またまた余話。ふわふわ女王陛下は、女傑様。
「それで? わたくしの騎士は何を隠しているのかしら?」
Sランク冒険者緊急会議前日ーー。
午後の休憩を取るアマーレ王国女王ハンナ・エンヴェージュ・アマーレの護衛を務めていたシルビアは、その言葉に思わず頬を引き攣らせてしまいそうになった。
「…………おや。一体なんのことでしょう?」
「あらあら。わたくしに隠し事ができると思って?」
ーーにっこり。
女王ハンナは春の日差しのように、柔らかく笑う。
ふわふわとした薄金色の長髪に、全てを見通しそうなほどに透き通った群青色の瞳。可愛らしい顔立ちと常日頃朗らかな笑みを浮かべていることから《妖精女王》と渾名されて親しまれている人ではあるが……その外見に騙されて、侮ってはいけない。
彼女は鋭い観察眼と、知略に長けた頭脳。更にその可愛らしさを最大限に使い、周辺列強国の国王達と対等に渡り合ってきた女傑である。

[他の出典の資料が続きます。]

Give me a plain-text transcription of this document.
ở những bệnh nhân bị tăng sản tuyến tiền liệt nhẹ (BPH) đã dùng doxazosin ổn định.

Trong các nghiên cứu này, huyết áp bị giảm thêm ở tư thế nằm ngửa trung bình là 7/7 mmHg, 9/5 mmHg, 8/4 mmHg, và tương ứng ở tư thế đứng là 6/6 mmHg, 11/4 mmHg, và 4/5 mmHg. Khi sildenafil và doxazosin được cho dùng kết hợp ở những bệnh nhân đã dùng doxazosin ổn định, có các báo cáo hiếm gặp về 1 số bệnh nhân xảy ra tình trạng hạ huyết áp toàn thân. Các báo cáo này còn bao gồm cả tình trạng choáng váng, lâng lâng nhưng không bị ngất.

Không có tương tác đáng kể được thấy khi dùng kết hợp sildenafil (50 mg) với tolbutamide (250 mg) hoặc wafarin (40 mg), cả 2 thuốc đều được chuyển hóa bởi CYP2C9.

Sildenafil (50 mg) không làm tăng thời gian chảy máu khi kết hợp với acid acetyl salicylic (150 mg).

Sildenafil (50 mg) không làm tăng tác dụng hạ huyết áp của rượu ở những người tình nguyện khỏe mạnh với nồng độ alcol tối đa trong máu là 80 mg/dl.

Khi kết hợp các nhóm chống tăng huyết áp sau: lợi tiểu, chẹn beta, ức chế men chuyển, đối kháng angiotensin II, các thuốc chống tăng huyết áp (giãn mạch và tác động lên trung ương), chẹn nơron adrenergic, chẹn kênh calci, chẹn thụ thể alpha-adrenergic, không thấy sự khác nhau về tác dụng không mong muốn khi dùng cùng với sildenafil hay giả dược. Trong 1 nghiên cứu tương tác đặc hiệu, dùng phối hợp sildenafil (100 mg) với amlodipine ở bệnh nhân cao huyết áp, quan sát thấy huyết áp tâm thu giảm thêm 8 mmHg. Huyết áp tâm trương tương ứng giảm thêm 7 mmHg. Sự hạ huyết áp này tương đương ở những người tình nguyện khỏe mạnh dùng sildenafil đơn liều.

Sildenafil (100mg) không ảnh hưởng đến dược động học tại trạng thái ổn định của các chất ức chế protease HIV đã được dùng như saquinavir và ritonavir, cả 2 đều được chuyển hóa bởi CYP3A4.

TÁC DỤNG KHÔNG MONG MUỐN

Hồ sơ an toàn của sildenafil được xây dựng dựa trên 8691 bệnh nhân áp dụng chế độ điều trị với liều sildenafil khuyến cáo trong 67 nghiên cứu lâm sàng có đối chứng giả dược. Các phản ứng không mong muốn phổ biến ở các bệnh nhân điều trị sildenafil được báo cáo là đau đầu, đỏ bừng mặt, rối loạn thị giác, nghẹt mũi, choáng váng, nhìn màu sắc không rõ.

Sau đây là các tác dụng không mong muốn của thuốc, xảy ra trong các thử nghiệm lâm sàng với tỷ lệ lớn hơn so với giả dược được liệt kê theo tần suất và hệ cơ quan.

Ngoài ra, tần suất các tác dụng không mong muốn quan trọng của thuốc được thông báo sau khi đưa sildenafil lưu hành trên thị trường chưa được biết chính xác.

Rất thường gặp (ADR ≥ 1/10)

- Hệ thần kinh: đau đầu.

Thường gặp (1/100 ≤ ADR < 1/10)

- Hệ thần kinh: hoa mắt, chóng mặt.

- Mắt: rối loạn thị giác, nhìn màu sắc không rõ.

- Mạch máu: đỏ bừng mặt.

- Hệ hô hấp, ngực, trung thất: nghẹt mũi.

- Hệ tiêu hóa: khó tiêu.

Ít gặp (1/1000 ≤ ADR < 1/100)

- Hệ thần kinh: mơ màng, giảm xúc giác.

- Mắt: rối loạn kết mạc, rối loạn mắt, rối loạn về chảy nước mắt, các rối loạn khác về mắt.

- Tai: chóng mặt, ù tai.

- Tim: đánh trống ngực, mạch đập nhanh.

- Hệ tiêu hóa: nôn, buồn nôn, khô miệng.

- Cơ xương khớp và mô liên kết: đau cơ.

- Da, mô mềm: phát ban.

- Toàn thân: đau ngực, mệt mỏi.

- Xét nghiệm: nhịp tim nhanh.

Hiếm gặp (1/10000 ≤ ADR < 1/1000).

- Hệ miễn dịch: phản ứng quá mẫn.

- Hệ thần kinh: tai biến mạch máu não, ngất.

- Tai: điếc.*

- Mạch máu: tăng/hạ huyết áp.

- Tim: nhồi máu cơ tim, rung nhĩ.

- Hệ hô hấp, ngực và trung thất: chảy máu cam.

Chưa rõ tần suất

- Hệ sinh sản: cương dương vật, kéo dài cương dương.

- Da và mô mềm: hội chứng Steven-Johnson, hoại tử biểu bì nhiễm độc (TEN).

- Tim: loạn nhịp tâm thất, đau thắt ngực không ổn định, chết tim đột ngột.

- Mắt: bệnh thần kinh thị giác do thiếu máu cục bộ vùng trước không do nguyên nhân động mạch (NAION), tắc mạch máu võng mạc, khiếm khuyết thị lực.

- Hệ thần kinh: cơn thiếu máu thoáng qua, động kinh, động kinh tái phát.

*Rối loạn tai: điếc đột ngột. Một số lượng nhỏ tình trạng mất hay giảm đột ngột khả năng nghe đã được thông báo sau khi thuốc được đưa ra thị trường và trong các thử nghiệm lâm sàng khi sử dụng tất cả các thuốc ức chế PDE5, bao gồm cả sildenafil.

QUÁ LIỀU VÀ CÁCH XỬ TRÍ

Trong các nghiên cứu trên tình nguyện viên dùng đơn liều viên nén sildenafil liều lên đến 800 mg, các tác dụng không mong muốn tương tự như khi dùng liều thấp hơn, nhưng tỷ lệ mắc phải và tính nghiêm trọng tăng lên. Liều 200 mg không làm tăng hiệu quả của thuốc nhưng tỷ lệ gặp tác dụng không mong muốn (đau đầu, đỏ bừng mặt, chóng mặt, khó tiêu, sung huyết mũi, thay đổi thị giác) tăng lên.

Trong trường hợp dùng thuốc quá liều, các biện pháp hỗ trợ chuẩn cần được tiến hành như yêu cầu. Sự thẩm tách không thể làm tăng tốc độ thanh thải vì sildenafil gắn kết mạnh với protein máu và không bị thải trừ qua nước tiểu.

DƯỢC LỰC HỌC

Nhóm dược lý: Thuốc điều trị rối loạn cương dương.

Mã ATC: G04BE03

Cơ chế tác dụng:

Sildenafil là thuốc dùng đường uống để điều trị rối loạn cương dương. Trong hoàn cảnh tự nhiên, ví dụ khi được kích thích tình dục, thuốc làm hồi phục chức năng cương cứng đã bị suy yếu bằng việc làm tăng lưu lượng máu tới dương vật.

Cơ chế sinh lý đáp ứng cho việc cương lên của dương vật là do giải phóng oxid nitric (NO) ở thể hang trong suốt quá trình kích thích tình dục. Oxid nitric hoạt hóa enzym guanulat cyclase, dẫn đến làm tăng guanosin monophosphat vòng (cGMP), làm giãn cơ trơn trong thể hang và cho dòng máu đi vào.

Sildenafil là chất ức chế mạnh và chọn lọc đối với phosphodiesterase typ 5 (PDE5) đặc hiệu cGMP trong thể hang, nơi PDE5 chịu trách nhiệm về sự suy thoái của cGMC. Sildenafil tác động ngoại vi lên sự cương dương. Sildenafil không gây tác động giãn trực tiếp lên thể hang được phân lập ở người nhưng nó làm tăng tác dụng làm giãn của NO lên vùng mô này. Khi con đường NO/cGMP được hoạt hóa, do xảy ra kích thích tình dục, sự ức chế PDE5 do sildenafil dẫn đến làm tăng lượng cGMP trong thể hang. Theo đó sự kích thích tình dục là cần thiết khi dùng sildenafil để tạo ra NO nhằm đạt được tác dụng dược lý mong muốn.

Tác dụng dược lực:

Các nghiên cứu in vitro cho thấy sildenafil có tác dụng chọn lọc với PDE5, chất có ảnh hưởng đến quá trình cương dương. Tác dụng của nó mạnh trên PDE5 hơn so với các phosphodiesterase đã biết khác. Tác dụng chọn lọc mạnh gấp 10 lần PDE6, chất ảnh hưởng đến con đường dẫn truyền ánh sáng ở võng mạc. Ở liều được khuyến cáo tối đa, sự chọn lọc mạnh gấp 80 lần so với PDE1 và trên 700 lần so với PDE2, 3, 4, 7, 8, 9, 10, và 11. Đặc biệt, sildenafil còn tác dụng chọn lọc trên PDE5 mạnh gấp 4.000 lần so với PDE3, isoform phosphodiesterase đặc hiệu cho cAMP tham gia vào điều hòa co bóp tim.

ゆえに、幼馴染でもあるシルビアの隠し事なんて……付き合いが長いからこそ、容易く見抜かれる訳で。
それでも彼女は。
「……まぁ。貴女相手では隠し事なんてできないだろうね」
秘密を持ってはならない相手に、真実を明かそうとはしなかった。
「…………驚いたわ。分かっていて、わたくしの騎士は女王に隠すのね」
じっと、女王が見つめてくる。
国に、女王に忠誠を誓っている騎士として、隠し事なんて持っての他だ。それこそ、忠義に反する行為である。
しかし、それでもーーシルビアは打ち明けるという選択を選ばない。選べない。
シルビアはその場に跪き、恭しく胸に手を当てて頭を下げた。
「陛下」
「何かしら?」
「Sランク冒険者シルビア・アイスフィールドとしてお答えします。この隠し事は貴女にも……それ以外の何者にも伝えてはならないのだと。ワタシの冒険者としての勘がそう伝えているのですよ」
「…………あら」
女王は驚いたように目を見開き、手にしていた扇子で口元を隠しながら考え込む。
それは短い逡巡。けれど、即決即断が常である普段の女王では見られない長考。
数十秒足らずの沈黙。
先に沈黙を破ったのは女王ハンナ。彼女は〝仕方ないわね〟と言わんばかりに、肩を竦めて溜息を零した。
「……貴女の野生のかーーごほんっ。冒険者の勘は馬鹿に出来ないものね。分かりました。今回は大人しく引き下がりましょう」
「ありがとうございます、陛下。…………が。今、野生の勘とか言ったかい? ってか、ほぼ言ってたよね?」
「ほほほほっ。なんのことかしら?」
にっこり。
誤魔化すように女王ハンナは微笑むが、シルビアはジト目にならざるを得ない。
「けれど、あくまでも今は引くだけですから。教えられるようになったら速やかに報告なさいね、アイスフィールド卿」
「…………承知しました、我が女王陛下」
けれど、それでもやっぱり。この方はアマーレ王国の女王で。
抜け目ない一言に、シルビアは深々と頭を下げるのだった。